My son and I went to see the doctor today. Yes, it’s true, despite the rumors of my creation in a lab using medical waste and a generous portion of anger, I am actually human. I have health insurance through my wife’s company because apparently unemployed, aspiring authors do not come with their own health insurance plan. Everything went fine at the doctor’s office, thanks for asking, and I paid the normal copay required by the plan. Everyone was happy-or so I thought, until we went to pick up the prescriptions. Apparently our plan requires a separate insurance “scripts” card to pick up prescriptions. That is right folks, I don’t need a license to make babies or buy ammunition but I need a license to pick up the medication that will save my life (well in this case it was some nose spray and a Z-pack) but that’s not important! The point is I had to text my wife, who was very busy at home watching Matlock and ask her to look up our plan to get a number to call.
When i get irate I have a tendency to use an overabundance of capital letters in my texts as well as a liberal application of exclamation points. But she is headstrong and ignores anything I ever really do and sent a text back that I should calm down and not get irate with her because she did not invent health insurance. This caused me to stomp my feet and clench my fists.

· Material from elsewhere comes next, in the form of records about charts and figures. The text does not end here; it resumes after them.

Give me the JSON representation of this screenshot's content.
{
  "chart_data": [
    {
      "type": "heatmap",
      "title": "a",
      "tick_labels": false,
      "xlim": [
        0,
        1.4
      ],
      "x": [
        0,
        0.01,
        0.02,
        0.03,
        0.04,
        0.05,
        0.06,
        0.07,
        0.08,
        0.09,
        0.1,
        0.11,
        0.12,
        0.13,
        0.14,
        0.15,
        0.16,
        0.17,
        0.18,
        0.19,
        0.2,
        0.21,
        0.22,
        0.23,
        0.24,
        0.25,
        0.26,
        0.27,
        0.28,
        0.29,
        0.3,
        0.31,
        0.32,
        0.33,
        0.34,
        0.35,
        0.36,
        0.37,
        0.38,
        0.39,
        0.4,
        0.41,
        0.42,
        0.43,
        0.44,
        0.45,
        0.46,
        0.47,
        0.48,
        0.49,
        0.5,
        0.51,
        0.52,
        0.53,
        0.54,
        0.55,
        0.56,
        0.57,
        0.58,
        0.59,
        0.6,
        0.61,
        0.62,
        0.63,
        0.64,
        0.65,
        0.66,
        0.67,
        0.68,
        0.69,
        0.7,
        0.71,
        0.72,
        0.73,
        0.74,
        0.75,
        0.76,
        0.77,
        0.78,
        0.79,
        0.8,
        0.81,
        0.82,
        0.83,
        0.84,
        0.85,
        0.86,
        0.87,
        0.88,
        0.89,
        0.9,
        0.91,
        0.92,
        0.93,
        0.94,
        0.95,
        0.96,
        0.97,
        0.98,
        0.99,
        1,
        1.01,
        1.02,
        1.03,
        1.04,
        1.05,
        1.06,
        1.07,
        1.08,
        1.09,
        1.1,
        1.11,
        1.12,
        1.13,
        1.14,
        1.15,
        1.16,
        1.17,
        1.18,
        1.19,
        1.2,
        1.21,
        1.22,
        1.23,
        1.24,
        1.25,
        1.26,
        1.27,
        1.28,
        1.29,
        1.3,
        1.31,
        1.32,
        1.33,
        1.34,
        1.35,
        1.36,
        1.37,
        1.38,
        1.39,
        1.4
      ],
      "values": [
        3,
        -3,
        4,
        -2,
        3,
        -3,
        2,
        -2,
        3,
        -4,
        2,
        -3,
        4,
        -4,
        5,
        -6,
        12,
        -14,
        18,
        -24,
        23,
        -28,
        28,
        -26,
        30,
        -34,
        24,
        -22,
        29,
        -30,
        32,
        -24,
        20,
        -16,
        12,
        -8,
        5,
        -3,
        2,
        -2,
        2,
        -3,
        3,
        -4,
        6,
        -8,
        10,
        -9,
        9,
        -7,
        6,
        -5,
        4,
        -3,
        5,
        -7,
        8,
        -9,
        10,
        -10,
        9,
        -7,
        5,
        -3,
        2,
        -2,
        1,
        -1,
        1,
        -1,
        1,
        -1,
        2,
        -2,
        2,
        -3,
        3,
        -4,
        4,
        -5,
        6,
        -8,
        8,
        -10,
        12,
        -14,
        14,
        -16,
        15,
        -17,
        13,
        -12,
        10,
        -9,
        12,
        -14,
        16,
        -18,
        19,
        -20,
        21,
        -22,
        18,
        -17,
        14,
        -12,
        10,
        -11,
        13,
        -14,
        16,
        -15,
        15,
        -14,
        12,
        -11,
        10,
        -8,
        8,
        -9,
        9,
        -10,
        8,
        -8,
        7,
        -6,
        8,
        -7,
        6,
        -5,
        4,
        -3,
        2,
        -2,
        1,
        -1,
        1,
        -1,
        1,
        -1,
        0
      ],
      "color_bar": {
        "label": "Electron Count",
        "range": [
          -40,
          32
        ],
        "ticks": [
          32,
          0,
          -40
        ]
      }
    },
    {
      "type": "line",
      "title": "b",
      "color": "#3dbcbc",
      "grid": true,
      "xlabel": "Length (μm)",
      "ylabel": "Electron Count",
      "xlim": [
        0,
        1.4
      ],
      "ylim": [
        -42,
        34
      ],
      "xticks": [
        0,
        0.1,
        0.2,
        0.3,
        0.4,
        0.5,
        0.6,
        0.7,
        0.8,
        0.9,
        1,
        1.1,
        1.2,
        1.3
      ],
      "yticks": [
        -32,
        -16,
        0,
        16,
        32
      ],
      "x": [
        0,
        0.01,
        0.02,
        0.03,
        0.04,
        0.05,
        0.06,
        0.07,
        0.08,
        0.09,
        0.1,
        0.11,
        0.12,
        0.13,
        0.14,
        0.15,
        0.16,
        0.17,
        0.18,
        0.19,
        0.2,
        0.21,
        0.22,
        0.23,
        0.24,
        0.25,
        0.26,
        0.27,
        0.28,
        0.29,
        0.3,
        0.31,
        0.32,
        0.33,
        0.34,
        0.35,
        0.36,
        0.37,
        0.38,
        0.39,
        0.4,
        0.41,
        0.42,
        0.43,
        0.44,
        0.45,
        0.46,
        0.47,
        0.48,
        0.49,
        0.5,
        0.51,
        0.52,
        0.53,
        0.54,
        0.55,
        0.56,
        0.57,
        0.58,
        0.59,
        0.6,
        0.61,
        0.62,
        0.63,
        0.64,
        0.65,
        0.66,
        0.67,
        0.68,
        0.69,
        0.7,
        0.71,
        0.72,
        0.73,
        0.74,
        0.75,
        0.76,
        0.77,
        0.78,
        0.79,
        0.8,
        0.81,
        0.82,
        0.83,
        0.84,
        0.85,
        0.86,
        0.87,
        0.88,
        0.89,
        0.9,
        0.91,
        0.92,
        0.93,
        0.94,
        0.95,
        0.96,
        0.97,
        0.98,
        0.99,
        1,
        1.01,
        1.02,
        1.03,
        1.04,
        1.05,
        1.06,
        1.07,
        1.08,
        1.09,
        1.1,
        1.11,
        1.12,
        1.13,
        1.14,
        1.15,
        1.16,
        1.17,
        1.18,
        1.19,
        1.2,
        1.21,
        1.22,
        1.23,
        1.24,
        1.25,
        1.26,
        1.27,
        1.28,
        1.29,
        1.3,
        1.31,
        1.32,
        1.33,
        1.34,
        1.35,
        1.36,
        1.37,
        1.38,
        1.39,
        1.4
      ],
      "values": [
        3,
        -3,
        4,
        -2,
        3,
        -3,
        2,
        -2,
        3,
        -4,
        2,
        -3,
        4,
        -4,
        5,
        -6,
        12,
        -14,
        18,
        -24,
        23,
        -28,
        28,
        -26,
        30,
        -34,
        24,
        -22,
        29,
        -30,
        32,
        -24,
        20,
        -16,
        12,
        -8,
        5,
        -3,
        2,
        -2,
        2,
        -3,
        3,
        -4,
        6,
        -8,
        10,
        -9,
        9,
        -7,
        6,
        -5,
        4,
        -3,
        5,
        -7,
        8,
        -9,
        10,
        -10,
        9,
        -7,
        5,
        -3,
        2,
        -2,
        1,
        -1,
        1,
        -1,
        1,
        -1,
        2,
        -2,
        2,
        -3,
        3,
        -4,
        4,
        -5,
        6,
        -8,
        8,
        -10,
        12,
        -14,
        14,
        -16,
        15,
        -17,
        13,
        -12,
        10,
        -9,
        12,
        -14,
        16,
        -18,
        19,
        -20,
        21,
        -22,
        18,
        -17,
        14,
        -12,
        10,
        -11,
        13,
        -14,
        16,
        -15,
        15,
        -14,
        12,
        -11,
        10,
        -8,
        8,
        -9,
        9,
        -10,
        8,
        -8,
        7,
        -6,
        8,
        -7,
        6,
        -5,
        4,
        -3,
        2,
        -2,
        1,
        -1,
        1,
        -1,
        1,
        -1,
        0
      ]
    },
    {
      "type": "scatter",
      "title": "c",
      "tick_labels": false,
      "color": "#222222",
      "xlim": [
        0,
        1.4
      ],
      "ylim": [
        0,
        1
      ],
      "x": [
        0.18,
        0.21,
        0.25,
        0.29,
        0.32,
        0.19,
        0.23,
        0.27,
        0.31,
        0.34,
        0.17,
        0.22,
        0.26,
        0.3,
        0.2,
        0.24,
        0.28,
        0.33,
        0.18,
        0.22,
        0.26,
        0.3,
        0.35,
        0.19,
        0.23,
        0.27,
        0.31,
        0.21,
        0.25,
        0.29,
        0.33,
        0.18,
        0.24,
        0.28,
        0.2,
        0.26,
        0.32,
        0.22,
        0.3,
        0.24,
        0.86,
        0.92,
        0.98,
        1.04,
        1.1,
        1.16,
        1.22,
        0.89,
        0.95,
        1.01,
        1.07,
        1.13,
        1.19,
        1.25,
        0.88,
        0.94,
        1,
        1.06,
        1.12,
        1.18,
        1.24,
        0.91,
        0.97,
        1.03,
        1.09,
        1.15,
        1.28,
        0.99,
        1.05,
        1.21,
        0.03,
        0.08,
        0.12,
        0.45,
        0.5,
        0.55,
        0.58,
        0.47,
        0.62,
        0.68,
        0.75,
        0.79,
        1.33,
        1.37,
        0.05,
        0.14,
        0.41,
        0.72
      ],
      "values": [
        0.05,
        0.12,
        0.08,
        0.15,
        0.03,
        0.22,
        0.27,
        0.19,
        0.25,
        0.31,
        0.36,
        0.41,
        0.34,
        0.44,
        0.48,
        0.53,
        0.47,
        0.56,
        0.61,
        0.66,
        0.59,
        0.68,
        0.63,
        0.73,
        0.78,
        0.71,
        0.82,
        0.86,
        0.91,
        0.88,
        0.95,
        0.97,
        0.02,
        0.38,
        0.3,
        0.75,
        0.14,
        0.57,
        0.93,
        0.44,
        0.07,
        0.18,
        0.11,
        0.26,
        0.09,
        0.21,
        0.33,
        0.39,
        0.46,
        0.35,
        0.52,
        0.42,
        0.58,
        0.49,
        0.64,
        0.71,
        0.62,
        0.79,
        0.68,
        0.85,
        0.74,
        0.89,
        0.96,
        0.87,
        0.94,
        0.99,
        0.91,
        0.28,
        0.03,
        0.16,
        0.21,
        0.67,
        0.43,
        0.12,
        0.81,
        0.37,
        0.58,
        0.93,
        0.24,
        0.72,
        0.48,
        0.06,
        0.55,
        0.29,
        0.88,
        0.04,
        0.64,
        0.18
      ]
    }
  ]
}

I finally responded with the following:
“I am not aggravated with you. Don’t you know me by now that I am aggravated at life in general and the littlest thing can set me off on a tangent? Just the other day a squirrel crossed in front of my car but he zig-zagged instead of running straight through and it set me off on a 15 minute diatribe about how the government just lets these animals roam the streets unchecked.”
Needless to say, after about 30 minutes of sitting at CVS I finally asked the clerk: “OK you win. I have an insurance card that is valid at any participating retail outlets (or doctor) but not valid for prescriptions. Can I just sign up for Obamacare? Is there a ‘prescription only’ option?”
In the end I got my prescriptions and everyone made it out of the store safely. The moral of this story is if Craig Gaydas walks into your store, just give him whatever he wants or he is going to go off and rant about meaningless shit for hours at a time until you finally give in and give him what he wants anyway.